Among various data modalities such as audio, image, text, etc., 3D data in the form of point clouds constitutes a growing portion of the spectrum. Sensors for capturing 3D point cloud data such as light detection and ranging, stereo, structured light, and time-of-flight have become increasingly popular and economical. In comparison to images, high-dimensional information can be described in 3D with immunity to variations in color, illumination, and scale. Besides point clouds, there are numerous ways to depict 3D data including meshes, CAD models, and volumetric representations. However, when compared to the other data representations, point clouds offer the advantage of providing a simpler, denser, and closer-to-reality description. 3D sensors generate enormous amounts of point cloud data at high frame rates. For example, a 3D point cloud with 0.7 million points per frame at 30 frames per second needs a bandwidth of approximately 500 MB/s for video.
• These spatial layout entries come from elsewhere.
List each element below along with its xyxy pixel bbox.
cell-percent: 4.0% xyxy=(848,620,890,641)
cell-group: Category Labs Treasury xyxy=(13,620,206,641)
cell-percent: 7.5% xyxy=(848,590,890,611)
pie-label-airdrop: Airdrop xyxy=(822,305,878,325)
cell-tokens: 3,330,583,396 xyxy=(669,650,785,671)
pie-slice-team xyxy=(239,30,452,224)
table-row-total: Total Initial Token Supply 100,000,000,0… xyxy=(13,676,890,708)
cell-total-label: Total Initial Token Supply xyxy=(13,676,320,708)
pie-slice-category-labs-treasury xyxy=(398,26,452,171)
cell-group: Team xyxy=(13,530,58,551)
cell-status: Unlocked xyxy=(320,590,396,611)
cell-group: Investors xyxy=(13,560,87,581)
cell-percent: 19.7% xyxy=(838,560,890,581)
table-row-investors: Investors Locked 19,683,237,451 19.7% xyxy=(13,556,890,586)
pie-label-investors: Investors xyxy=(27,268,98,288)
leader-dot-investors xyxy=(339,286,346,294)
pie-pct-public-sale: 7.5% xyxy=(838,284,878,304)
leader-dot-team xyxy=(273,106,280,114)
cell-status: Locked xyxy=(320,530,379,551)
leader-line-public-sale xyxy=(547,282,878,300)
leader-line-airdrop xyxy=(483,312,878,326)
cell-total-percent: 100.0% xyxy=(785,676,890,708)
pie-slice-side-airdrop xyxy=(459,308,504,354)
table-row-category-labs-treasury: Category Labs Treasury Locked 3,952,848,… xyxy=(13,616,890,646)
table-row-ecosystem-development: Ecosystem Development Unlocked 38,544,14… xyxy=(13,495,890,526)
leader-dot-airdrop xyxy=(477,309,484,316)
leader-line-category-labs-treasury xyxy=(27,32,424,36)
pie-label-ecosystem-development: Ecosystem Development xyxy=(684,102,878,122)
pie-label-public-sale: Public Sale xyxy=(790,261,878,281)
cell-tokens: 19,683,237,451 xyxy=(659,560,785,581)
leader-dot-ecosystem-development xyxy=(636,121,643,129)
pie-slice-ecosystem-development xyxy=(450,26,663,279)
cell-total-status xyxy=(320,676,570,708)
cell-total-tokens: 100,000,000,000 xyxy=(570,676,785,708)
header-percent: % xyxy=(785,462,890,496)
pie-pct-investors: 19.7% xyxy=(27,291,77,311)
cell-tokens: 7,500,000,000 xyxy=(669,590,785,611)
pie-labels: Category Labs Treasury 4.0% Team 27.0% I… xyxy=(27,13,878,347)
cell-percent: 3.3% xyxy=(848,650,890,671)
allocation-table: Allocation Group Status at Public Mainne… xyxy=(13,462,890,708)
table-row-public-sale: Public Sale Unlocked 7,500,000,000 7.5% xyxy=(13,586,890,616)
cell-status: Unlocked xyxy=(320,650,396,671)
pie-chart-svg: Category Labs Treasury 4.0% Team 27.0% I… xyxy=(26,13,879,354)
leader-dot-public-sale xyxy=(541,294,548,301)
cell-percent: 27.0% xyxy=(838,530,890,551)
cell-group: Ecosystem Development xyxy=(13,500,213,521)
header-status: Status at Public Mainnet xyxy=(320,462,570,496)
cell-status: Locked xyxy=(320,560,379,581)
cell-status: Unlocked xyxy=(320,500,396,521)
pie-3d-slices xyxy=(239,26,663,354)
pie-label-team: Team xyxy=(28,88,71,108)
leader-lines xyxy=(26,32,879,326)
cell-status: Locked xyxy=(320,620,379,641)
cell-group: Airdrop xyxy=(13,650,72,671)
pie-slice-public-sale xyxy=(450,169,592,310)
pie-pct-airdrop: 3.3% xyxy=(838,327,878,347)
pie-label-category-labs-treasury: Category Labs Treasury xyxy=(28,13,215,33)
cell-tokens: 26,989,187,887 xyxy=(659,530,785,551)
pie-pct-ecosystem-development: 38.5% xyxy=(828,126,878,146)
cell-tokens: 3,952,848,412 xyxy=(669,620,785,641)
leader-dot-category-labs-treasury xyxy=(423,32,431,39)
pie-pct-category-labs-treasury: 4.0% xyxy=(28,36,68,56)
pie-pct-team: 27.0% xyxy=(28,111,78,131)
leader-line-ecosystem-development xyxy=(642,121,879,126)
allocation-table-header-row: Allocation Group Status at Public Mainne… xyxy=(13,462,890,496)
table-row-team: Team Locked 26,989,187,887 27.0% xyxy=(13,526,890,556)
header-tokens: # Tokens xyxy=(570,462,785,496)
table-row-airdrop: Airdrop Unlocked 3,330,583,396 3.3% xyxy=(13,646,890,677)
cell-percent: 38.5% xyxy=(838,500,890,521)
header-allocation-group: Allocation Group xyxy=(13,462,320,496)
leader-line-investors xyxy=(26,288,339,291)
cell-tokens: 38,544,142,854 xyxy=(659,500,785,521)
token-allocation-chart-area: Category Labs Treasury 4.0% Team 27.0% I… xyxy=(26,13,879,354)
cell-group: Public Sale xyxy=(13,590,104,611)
Working with uncompressed point cloud data can lead to congestion and delays in communication networks. Therefore, efficient compression coding technologies are indispensable for ensuring the compact storage and transmission of 3D point cloud data.

Contributions

  • We introduced a weighted entropy loss function and inference strategy to compress raw 3D point clouds at different bitrates using a single trained model along with benchmarks for a variety of perception tasks on publicly available datasets

Publications

  1. M.A.A Muzaddid and W.J. Beksi, "Variable Rate Compression for Raw 3D Point Clouds," International Conference on Robotics and Automation (ICRA), 2022.